Todas las tardes, desde las cuatro hasta las ocho, estudiaba toxicología en la Biblioteca Nacional. Los venenos, ya se sabe, pueden ser orgánicos e inorgánicos; minerales, vegetales o animales; incluso pueden ser mecánicos. Habitualmente los textos comenzaban con el más mecánico de todos, es decir el vidrio en polvo, que puede mezclarse con muchísimos alimentos y provoca laceraciones horribles en los tejidos internos, si bien se lo encuentra siempre en el momento de la autopsia. También la estricnina, el arsénico, el cianuro y los otros venenos tradicionales dejan rastros evidentes (recuerdo ahora que estos estudios no me pa recían una pérdida de tiempo porque, en el peor de los casos, me servirían para escribir un cuentito). Lo mismo puede decirse de los ácidos y de los derivados del petróleo; el mercurio suele aflorar ala piel; entre las inyecciones, la más eficaz es la de aire, que puede causar un paro cardíaco, pero ¿quién se deja inyectar un poco de aire en las venas? No mi tío, por cierto.

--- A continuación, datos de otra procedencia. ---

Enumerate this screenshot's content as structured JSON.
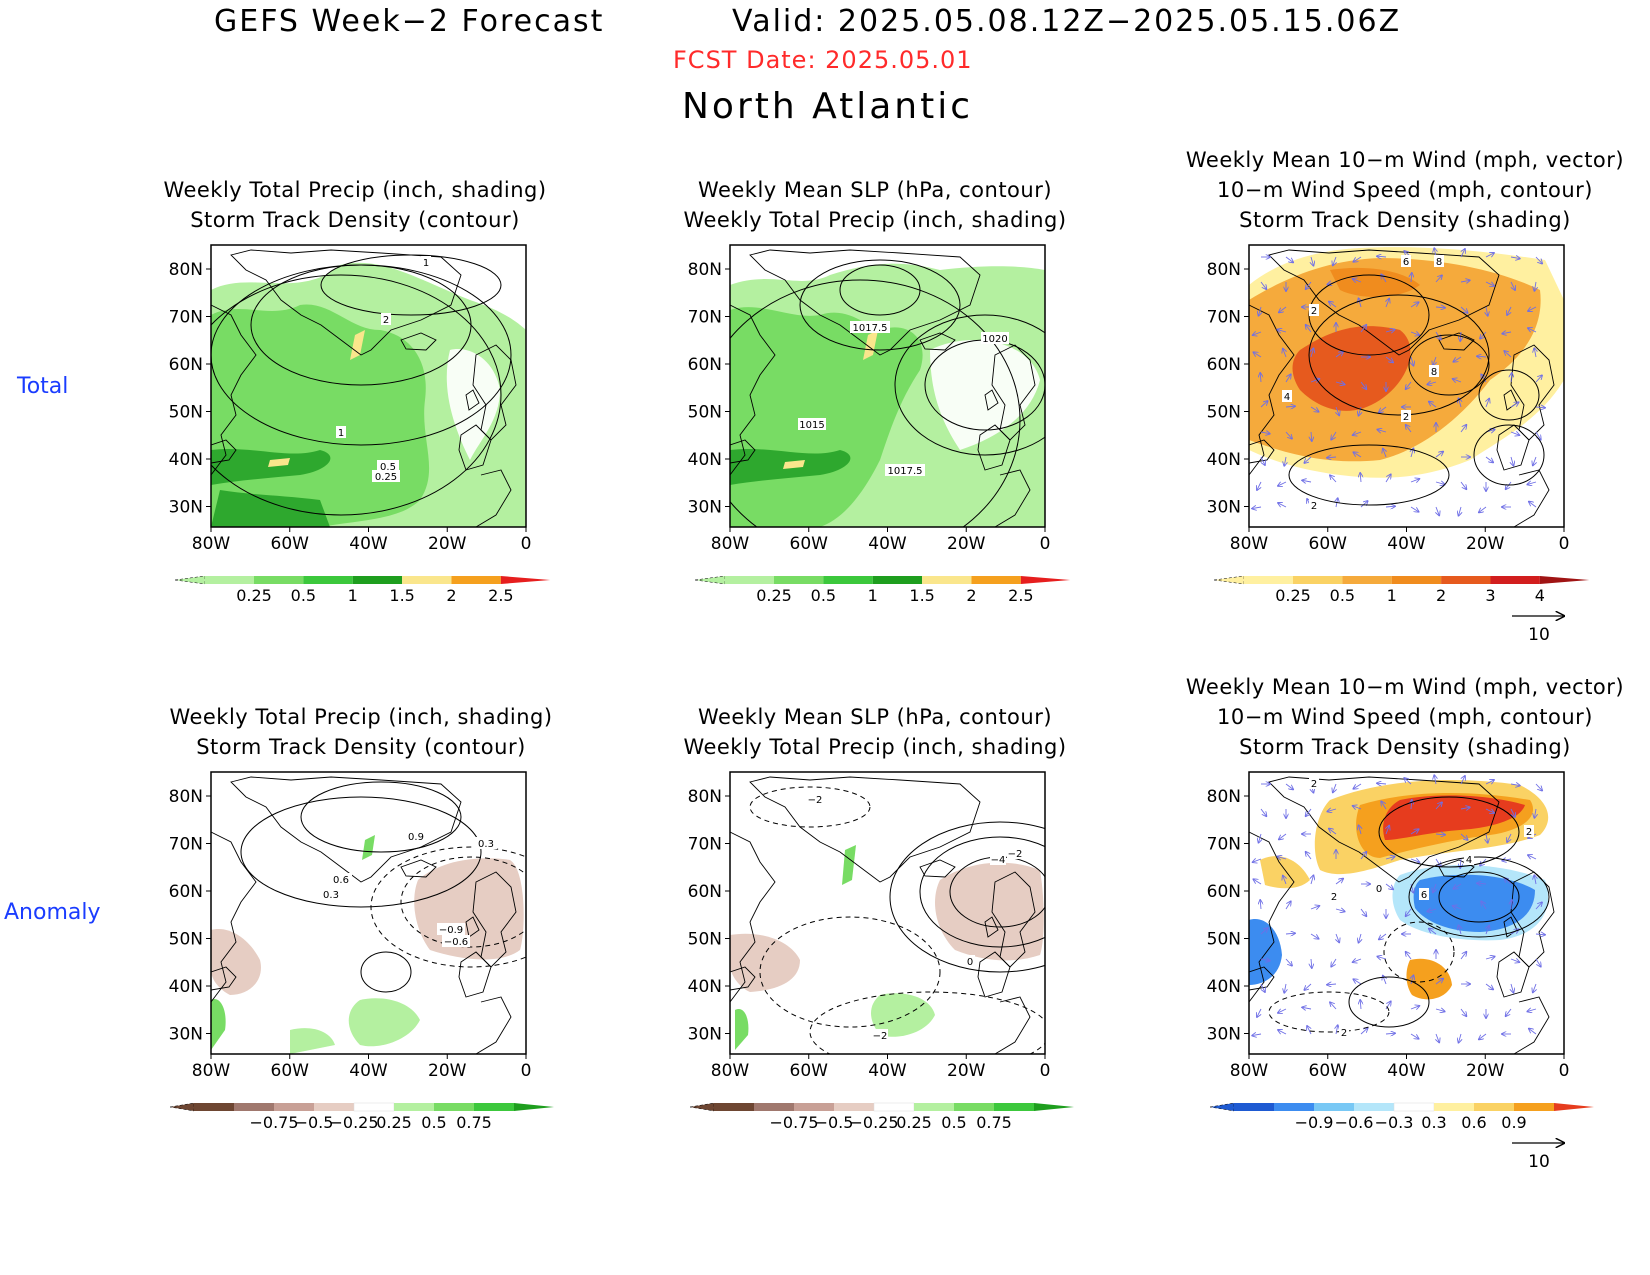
{
  "header": {
    "title_left": "GEFS Week−2 Forecast",
    "title_right": "Valid: 2025.05.08.12Z−2025.05.15.06Z",
    "fcst_date": "FCST Date: 2025.05.01",
    "region": "North Atlantic"
  },
  "rows": {
    "total": "Total",
    "anomaly": "Anomaly"
  },
  "axes": {
    "lat_labels": [
      "80N",
      "70N",
      "60N",
      "50N",
      "40N",
      "30N"
    ],
    "lon_labels": [
      "80W",
      "60W",
      "40W",
      "20W",
      "0"
    ]
  },
  "panels": {
    "total_precip": {
      "title": "Weekly Total Precip (inch, shading)\nStorm Track Density (contour)"
    },
    "total_slp": {
      "title": "Weekly Mean SLP (hPa, contour)\nWeekly Total Precip (inch, shading)"
    },
    "total_wind": {
      "title": "Weekly Mean 10−m Wind (mph, vector)\n10−m Wind Speed (mph, contour)\nStorm Track Density (shading)"
    },
    "anom_precip": {
      "title": "Weekly Total Precip (inch, shading)\nStorm Track Density (contour)"
    },
    "anom_slp": {
      "title": "Weekly Mean SLP (hPa, contour)\nWeekly Total Precip (inch, shading)"
    },
    "anom_wind": {
      "title": "Weekly Mean 10−m Wind (mph, vector)\n10−m Wind Speed (mph, contour)\nStorm Track Density (shading)"
    }
  },
  "contour_labels": {
    "total_precip": [
      "1",
      "2",
      "1",
      "0.5",
      "0.25"
    ],
    "total_slp": [
      "1017.5",
      "1020",
      "1015",
      "1017.5"
    ],
    "total_wind": [
      "6",
      "8",
      "2",
      "4",
      "8",
      "2",
      "2"
    ],
    "anom_precip": [
      "0.9",
      "0.3",
      "0.6",
      "0.3",
      "−0.9",
      "−0.6"
    ],
    "anom_slp": [
      "−2",
      "−2",
      "−4",
      "0",
      "−2"
    ],
    "anom_wind": [
      "2",
      "2",
      "4",
      "6",
      "2",
      "0",
      "2"
    ]
  },
  "colorbars": {
    "total_precip": {
      "labels": [
        "0.25",
        "0.5",
        "1",
        "1.5",
        "2",
        "2.5"
      ],
      "colors": [
        "#b4f0a0",
        "#78dc64",
        "#3cc83c",
        "#1e9e1e",
        "#fae68c",
        "#f5a01e",
        "#e61e1e"
      ]
    },
    "total_wind": {
      "labels": [
        "0.25",
        "0.5",
        "1",
        "2",
        "3",
        "4"
      ],
      "colors": [
        "#fff0a0",
        "#fad264",
        "#f5aa3c",
        "#f08c1e",
        "#e65a1e",
        "#d21e1e",
        "#a01414"
      ]
    },
    "anom_precip": {
      "labels": [
        "−0.75",
        "−0.5",
        "−0.25",
        "0.25",
        "0.5",
        "0.75"
      ],
      "colors": [
        "#6e4632",
        "#a0786e",
        "#c8a096",
        "#e6cdc3",
        "#ffffff",
        "#b4f0a0",
        "#78dc64",
        "#3cc83c",
        "#1e9e1e"
      ]
    },
    "anom_wind": {
      "labels": [
        "−0.9",
        "−0.6",
        "−0.3",
        "0.3",
        "0.6",
        "0.9"
      ],
      "colors": [
        "#1e5ad2",
        "#3c8cf0",
        "#78c8f5",
        "#b4e6fa",
        "#ffffff",
        "#fff0a0",
        "#fad264",
        "#f5a01e",
        "#e63c1e"
      ]
    }
  },
  "vector_ref": {
    "label": "10"
  },
  "colors": {
    "fcst": "#ff2a2a",
    "row_label": "#1a3cff",
    "vector": "#6f6fe6"
  }
}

Mis estudios me llevaban inexorablemente hacia los venenos vegetales, y entre éstos, tal vez debido a su abundancia en plazas y jardines, se destacaban la oleandrina y la ricinina, derivados más o menos directos, uno de las hojas del laurel rosa y el otro de las semillas del ricino. Los libros referían grandes éxitos del primero; por ejemplo, el caso de esos soldados acampados en un bosque que habían asado un pollo atravesado por una rama de
nerium oleander
y que murieron todos de un ataque al corazón. El segundo, en cambio, era considerado muy difícil de descubrir en caso de autopsia. De todos modos, la preparación de ambos venenos no era nada fácil, requería bastantes días de manipulación, incluso filtros especiales y complicados embudos. Pero cuando se es joven el tiempo no es un obstáculo.

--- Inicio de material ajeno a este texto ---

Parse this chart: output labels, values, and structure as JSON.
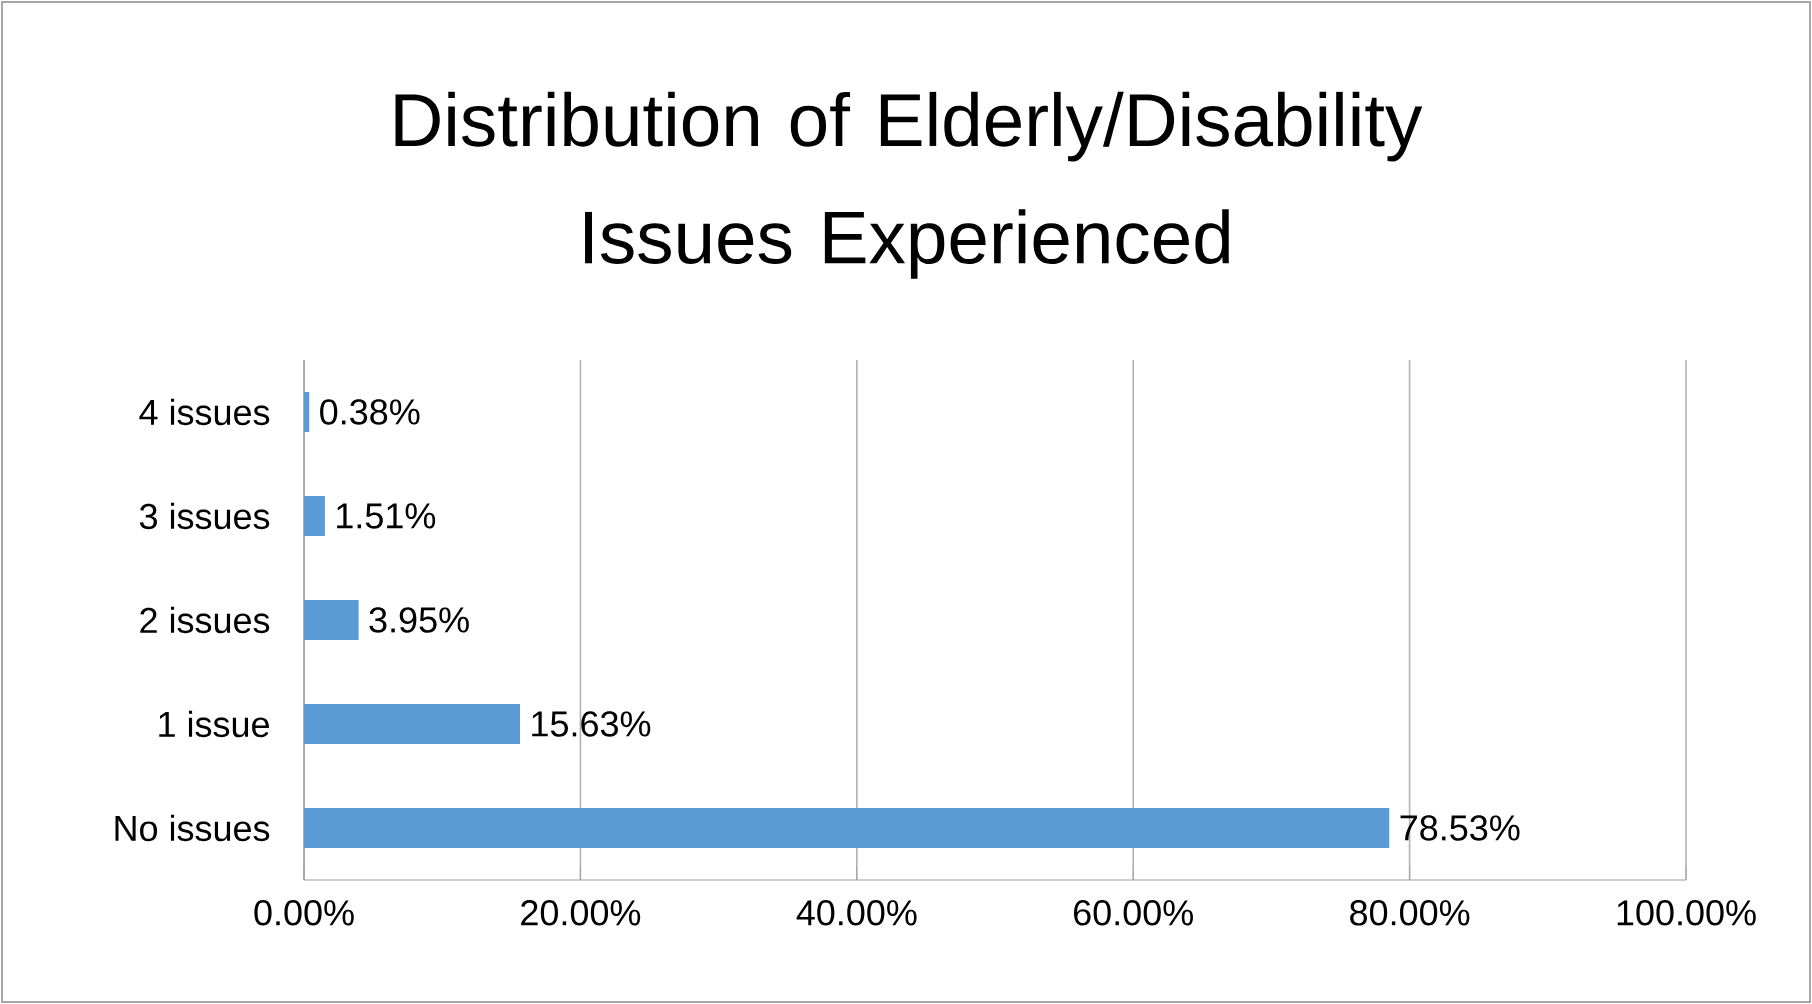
{
  "chart_data": {
    "type": "bar",
    "orientation": "horizontal",
    "title": "Distribution of Elderly/Disability Issues Experienced",
    "categories": [
      "4 issues",
      "3 issues",
      "2 issues",
      "1 issue",
      "No issues"
    ],
    "values": [
      0.38,
      1.51,
      3.95,
      15.63,
      78.53
    ],
    "value_labels": [
      "0.38%",
      "1.51%",
      "3.95%",
      "15.63%",
      "78.53%"
    ],
    "color": "#5b9bd5",
    "xlim": [
      0,
      100
    ],
    "xticks": [
      {
        "value": 0,
        "label": "0.00%"
      },
      {
        "value": 20,
        "label": "20.00%"
      },
      {
        "value": 40,
        "label": "40.00%"
      },
      {
        "value": 60,
        "label": "60.00%"
      },
      {
        "value": 80,
        "label": "80.00%"
      },
      {
        "value": 100,
        "label": "100.00%"
      }
    ],
    "grid": "x"
  }
}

Ya no recuerdo por qué decidí renunciar al laurel rosa. Sé que había que introducir las hojas y las ramas en una solución alcohólica, dentro de un recipiente de vidrio, y esperar muchos días; habrá sido la larga espera lo que logró disuadirme. O tal vez la época del año no era propicia. Las semillas de ricino, en cambio, abundaban; escondiéndome detrás de las plantas, porque no quería que nadie pudiera decir eventualmente que me había visto juntando ciertas semillas en un jardín público, arranqué tantas que llevaba la cartera repleta. Luego, en casa, las desgranaba, las trituraba (el veneno se encuentra, si mal no recuerdo, justo entre la cascara y el albumen de la semilla), extraía con el alcohol la parte grasa, y mientras lo hacía me olvidaba por completo de mi tío, a quien, en definitiva, no veía casi nunca. Pero por momentos mandaba al diablo las instrucciones del libro, lo hacía a mi manera y acortaba los procesos; hasta que me encontré en posesión de un polvo blanco, más bien graso, que apestaba fuertemente a alcohol desnaturalizado.